In light of all this information, the Ministry of AYUSH is endangering the lives of those whom the entries of its writing contest will appeal to: patients of diabetes. Purchasing and consuming homeopathic medicines could lure patients into a false sense of security and divert resources, problematic when scarce, into securing means of treatment that may not work. India’s dispensing of allopathic medication is also to blame: clinic/hospital visits and medicines are often unaffordable, especially outside cities. There is also a marked shortage of qualified doctors. The World Health Organisation recommends one doctor for every 1,000 people; India has one for every 1,700, and fully four-fifths of them work in urban centres. All of this makes quacks more available to patients in rural India.
Worse yet, Ajit M. Sharan, then the outgoing secretary of the AYUSH ministry told The Wire‘s Anoo Bhuyan in March this year that the AYUSH ministry doesn’t have the most stringent standards for the drugs they approve:
As of now the standards for licensing proprietary AYUSH drugs are pretty lax. When you go in for a new drug, best is to look at the ingredients, the reputation of the manufacturer and take the indications with a pinch of salt, and you will be fine.
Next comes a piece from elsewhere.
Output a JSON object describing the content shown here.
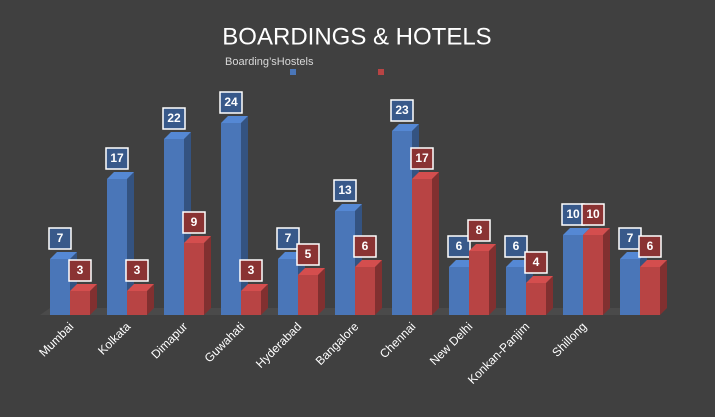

Sharan also said that people shouldn’t give up their allopathic treatments in favour of AYUSH ministry-approved drugs:
On this I always suggest: don’t give up your current treatment. This is always a very gradual adjunct treatment, especially in the case of diabetes where a lot of drugs are coming in the market. At worst they may not work. But don’t give up your allopathic treatment.
Sankaran Valiathan, the chairman of the Task Force on Ayurvedic Biology of the Department of Science and Technology and an honorary advisor to Manipal University, also told The Wire in October 2016 that calling drugs “traditional” simply because they consist of medicinal plants mentioned in ayurvedic texts is incorrect. “They are, in fact, new drugs and should undergo the full range of efficacy and safety tests for approval. It is even worse that CSIR is making unsubstantiated claims on ayurvedic drugs.”
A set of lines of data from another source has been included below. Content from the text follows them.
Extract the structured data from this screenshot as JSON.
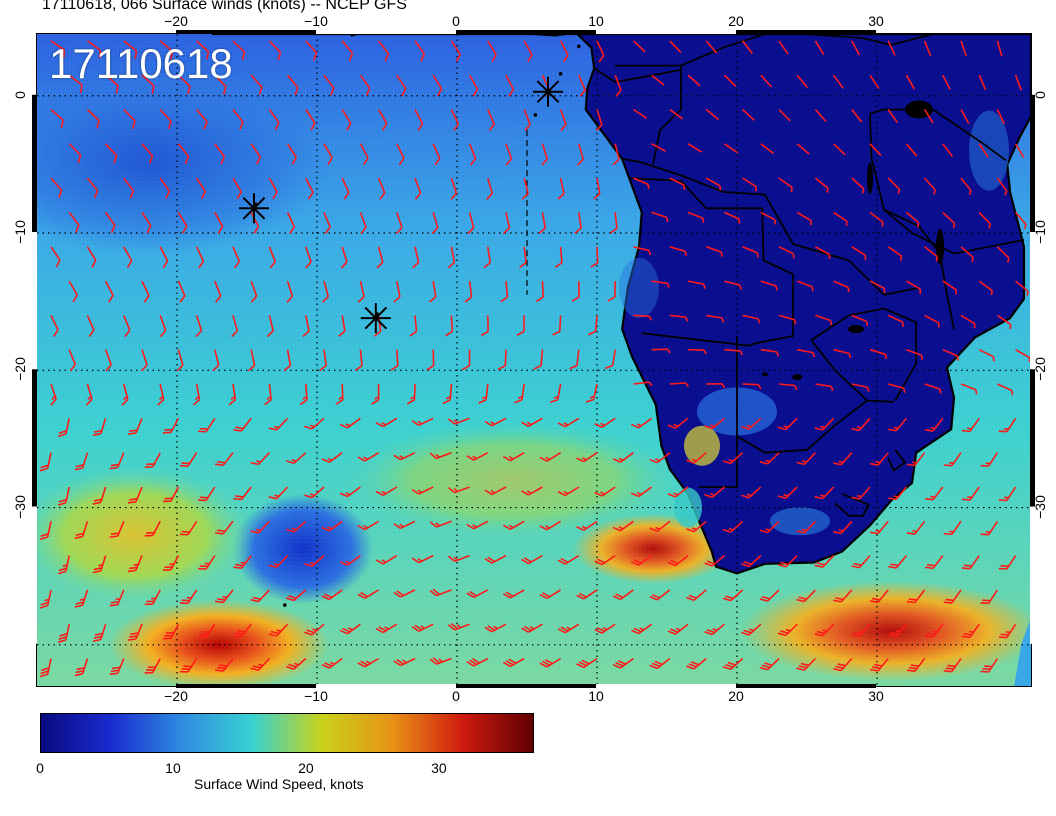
{
  "title": "17110618, 066 Surface winds (knots) -- NCEP GFS",
  "date_stamp": "17110618",
  "lon_labels": [
    "−20",
    "−10",
    "0",
    "10",
    "20",
    "30"
  ],
  "lat_labels": [
    "0",
    "−10",
    "−20",
    "−30"
  ],
  "colorbar": {
    "title": "Surface Wind Speed, knots",
    "tick_labels": [
      "0",
      "10",
      "20",
      "30"
    ],
    "range": [
      0,
      37
    ],
    "colors": [
      "#0a0a80",
      "#1a2cd0",
      "#2f8be0",
      "#38d2d2",
      "#c9d21a",
      "#e89216",
      "#d01a10",
      "#600000"
    ]
  },
  "map": {
    "lon_range": [
      -30,
      41
    ],
    "lat_range": [
      -43,
      4.5
    ],
    "markers": [
      {
        "name": "storm-marker-1",
        "lon": 6.5,
        "lat": 0.3
      },
      {
        "name": "storm-marker-2",
        "lon": -14.5,
        "lat": -8.2
      },
      {
        "name": "storm-marker-3",
        "lon": -5.8,
        "lat": -16.2
      }
    ],
    "wind_barb_color": "#ff1a1a",
    "land_color": "#0a0f90",
    "coast_color": "#000000"
  }
}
On October 19, the News Minute reported Vijayabaskar saying at a press conference in Tiruchirapalli that, “Nilavembu is a proven medicine, we have tested it in King Institute in Guindy, it increased the platelets and immunity, it is proven” – although neither the results of the test nor from the clinical trials have been made publicly available by the state itself. The minister added that Tamil Nadu’s dengue situation would be brought under control in 15 days.